Campaigners seek removal of constitutional provision that 'condones' child marriage
Campaigners describe the sub-section as an anomaly that poses a danger to underage girls.
Even though Section 29(4)(a) of the constitution stipulates that a Nigerian of 'full age' is someone that is 18 years and above, Section 29(4)(b) also recognises any woman who is married to be of full age.
The scope of the controversial sub-section is limited to the renunciation of Nigerian citizenship, but it has long been criticised as an implicit legitimatisation of child marriage.
A motion to delete it during a similar review of the constitution in 2013 initially passed, but was later overturned after then Senator Ahmed Yerima said it discriminated against Muslim women who are considered of full age once they are married.

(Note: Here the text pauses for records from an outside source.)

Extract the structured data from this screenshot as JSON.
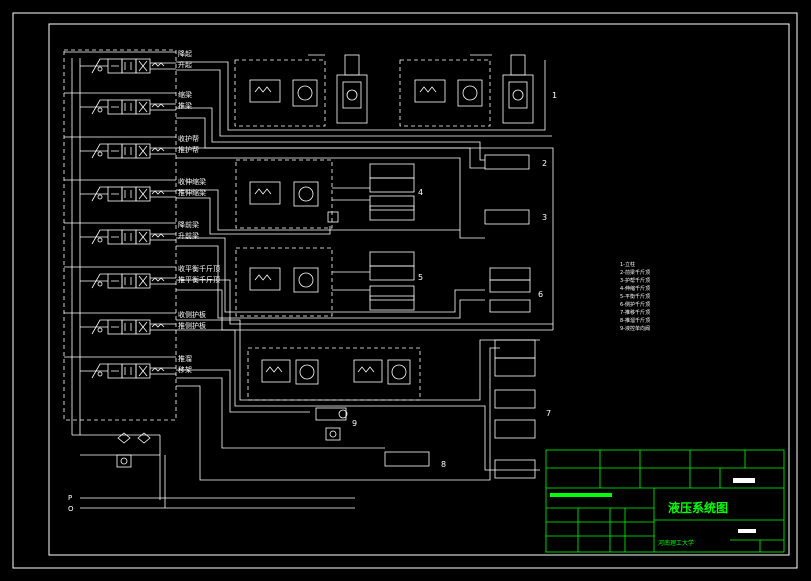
{
  "colors": {
    "background": "#000000",
    "line": "#ffffff",
    "title_block": "#00ff00",
    "frame": "#ffffff"
  },
  "valve_labels": [
    {
      "upper": "降起",
      "lower": "升起"
    },
    {
      "upper": "缩梁",
      "lower": "推梁"
    },
    {
      "upper": "收护帮",
      "lower": "推护帮"
    },
    {
      "upper": "收伸缩梁",
      "lower": "推伸缩梁"
    },
    {
      "upper": "降前梁",
      "lower": "升前梁"
    },
    {
      "upper": "收平衡千斤顶",
      "lower": "推平衡千斤顶"
    },
    {
      "upper": "收侧护板",
      "lower": "推侧护板"
    },
    {
      "upper": "推溜",
      "lower": "移架"
    }
  ],
  "callouts": [
    "1",
    "2",
    "3",
    "4",
    "5",
    "6",
    "7",
    "8",
    "9"
  ],
  "port_labels": [
    "P",
    "O"
  ],
  "legend": [
    "1-立柱",
    "2-前梁千斤顶",
    "3-护帮千斤顶",
    "4-伸缩千斤顶",
    "5-平衡千斤顶",
    "6-侧护千斤顶",
    "7-推移千斤顶",
    "8-推溜千斤顶",
    "9-液控单向阀"
  ],
  "title_block": {
    "title": "液压系统图",
    "school": "河南理工大学"
  }
}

The Constitution does not explicitly establish a minimum age of marriage, and the Child Rights Act of 2003, which sets the legal age of marriage at 18, has not been fully adopted by all states in the country where tens of thousands of girls, especially in the northern region, are being married off before the age of 18.
While making presentations to the Senate Committee on the Review of the 1999 Constitution in Lagos, many proposed that the sub-section be completely scrapped to clearly state the age of maturity in the country as 18.
The National Human Rights Commission (NHRC), Youth Party (YP), and the Network of Individuals and Women (Wo-Manifestoes) all made submissions before the committee on Wednesday, May 26, and Thursday, May 27, 2021.
NHRC's Lagos Coordinator, Lucas Koyejo, described the sub-section as an anomaly that poses a danger to underage girls across the country when he made his presentation on Wednesday.
Youth Party and Network of Individuals and Women (Wo-Manifestoes) made similar submissions on Thursday, asking that the sub-section be deleted.
"Section 29(4) signals to the world indirectly that Nigeria supports child marriages. Section 29 (4) has to be deleted," Prof. Ayodele Atsenuwa, Deputy Vice-Chancellor (Development Services) of the University of Lagos, said on behalf of Wo-Manifestoes, a coalition of over 300 Individuals and networks.
The public hearings also simultaneously held at 11 other centres across the country where members of the public submitted proposals for amendment of the constitution.
Dozens of organisations and individuals presented their proposals to the Senate Committee, with the most common topics revolving around gender equality, restructuring, and devolution of power from the Federal Government to the State and Local Governments.
Some also proposed that the 1999 constitution be completely scrapped and replaced with a new citizens-led constitution.
Before proposed amendments can become law, they will have to be passed by both the Senate and House of Representatives, two-thirds of all 36 States' Houses of Assembly, and signed by the president.